When the model is complicated like Transformer, you would have to call nested sublayers as m0.sublayers[i].sublayers[j] to break down it into the parts you wish to freeze.

friesel commented 3 years ago

boathit, thx a bunch. How would you save that m4 now? The only way I get to save checkpoints is via the Trainer. However, the trainer expects a non initialized model and throws an error when you hand over the model-function AFTER initializing from file.

boathit commented 3 years ago

@friesel Did you try save_to_file function?

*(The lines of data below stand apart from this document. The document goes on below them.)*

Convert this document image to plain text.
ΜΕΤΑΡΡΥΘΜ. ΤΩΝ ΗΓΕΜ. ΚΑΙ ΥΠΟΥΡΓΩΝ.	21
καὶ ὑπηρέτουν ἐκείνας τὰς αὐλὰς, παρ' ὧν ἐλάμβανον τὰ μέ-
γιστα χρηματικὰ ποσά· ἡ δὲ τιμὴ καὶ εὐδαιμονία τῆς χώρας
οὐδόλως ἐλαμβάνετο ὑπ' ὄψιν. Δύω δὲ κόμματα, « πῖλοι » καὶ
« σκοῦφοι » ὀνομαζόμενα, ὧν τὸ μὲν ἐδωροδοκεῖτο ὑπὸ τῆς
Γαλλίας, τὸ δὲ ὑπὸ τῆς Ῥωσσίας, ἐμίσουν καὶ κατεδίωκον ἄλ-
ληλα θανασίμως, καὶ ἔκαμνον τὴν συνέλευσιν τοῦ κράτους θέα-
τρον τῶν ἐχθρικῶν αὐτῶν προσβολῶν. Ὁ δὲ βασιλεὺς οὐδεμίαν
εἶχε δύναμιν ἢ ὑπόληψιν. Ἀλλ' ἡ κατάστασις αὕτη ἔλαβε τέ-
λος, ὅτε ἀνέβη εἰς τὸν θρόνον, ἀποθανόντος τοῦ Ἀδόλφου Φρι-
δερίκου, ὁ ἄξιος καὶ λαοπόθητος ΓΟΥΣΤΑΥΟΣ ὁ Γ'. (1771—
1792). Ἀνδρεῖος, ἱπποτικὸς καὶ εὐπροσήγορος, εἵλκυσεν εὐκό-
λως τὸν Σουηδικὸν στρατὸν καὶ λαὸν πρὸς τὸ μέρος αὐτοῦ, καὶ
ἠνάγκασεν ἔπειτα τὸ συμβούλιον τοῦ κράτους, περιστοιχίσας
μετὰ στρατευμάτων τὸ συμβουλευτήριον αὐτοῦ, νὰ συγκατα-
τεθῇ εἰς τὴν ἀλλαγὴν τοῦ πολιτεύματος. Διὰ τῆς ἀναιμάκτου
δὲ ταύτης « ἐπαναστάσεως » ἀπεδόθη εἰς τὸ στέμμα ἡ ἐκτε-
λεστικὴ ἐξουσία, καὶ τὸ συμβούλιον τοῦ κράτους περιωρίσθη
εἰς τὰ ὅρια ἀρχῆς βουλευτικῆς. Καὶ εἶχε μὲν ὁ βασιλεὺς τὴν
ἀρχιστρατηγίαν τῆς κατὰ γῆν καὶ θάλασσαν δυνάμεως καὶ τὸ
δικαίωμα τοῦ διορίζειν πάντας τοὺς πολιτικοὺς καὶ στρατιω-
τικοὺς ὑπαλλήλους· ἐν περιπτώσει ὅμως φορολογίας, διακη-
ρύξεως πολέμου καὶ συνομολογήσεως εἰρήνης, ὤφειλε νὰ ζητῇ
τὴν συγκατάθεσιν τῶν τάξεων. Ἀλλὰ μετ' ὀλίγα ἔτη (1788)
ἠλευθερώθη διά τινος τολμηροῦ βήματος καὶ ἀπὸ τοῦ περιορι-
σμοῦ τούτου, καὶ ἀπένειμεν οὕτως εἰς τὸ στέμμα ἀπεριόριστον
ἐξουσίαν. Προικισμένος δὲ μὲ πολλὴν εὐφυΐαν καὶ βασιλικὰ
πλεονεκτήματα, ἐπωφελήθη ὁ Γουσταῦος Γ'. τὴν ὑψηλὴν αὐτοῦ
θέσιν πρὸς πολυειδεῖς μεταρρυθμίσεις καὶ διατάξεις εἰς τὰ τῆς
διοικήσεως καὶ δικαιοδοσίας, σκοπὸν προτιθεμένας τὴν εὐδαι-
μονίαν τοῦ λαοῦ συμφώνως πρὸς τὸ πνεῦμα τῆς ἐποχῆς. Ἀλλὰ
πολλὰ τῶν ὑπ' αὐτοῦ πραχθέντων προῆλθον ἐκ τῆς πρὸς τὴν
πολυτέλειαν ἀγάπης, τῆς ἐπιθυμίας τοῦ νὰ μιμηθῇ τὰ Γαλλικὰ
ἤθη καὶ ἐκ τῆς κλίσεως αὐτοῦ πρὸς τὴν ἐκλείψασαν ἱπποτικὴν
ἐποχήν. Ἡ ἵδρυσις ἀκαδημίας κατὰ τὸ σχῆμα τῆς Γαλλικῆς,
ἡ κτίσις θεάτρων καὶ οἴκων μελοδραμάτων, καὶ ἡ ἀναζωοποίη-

friesel commented 3 years ago

@boathit I checked into that. However to no avail. I am currently working on the last release (Dec 20) and there was no such function. Also my main challenge was the complexity of the entire checkpoint files being much more than mere model-weights. And training.Loop and the Trainer-Class handle things differently as well. Long story short: I hacked myself into trainer_lib.py into load_trainer_state(). So I create a new model with the Trainer(), initialize randomly, save to disk, and then when reopening that checkpoint/model, I use load_trainer_state() to replace the weights of the layers that concern me with pretrained weights from other architectures (as long as the shape fits). i.e. Embedding and the bottom-Encoder-layers of a LM-pretrain. Works like a charm even though certainly not very elegant. Thx for the sublayers-hint. That was key.

aobaruwa commented 2 years ago

That is easy. You can decompose a loaded model into a collection of sub-models and reconstruct the model using tl.Fn layer.

m0 = tl.Serial(
    tl.Dense(3),
    tl.Dense(2),
    tl.Dense(1)
)

## This would be m0.init_from_file(...) in your case
_, _ = m0.init(signature(xs), rng=random.PRNGKey(0))

## Decomposing m0 
m1 = m0.sublayers[0]
m2 = m0.sublayers[1]
m3 = m0.sublayers[2]

## Reconstructing m0 using tl.Fn
m4 = tl.Serial(m1, FnLayer(m2), m3)

When the model is complicated like Transformer, you would have to call nested sublayers as m0.sublayers[i].sublayers[j] to break down it into the parts you wish to freeze.

I already tried this but when the weight disappears, the forward method of m2 will have no weights to use since it has been frozen. The code returns an error.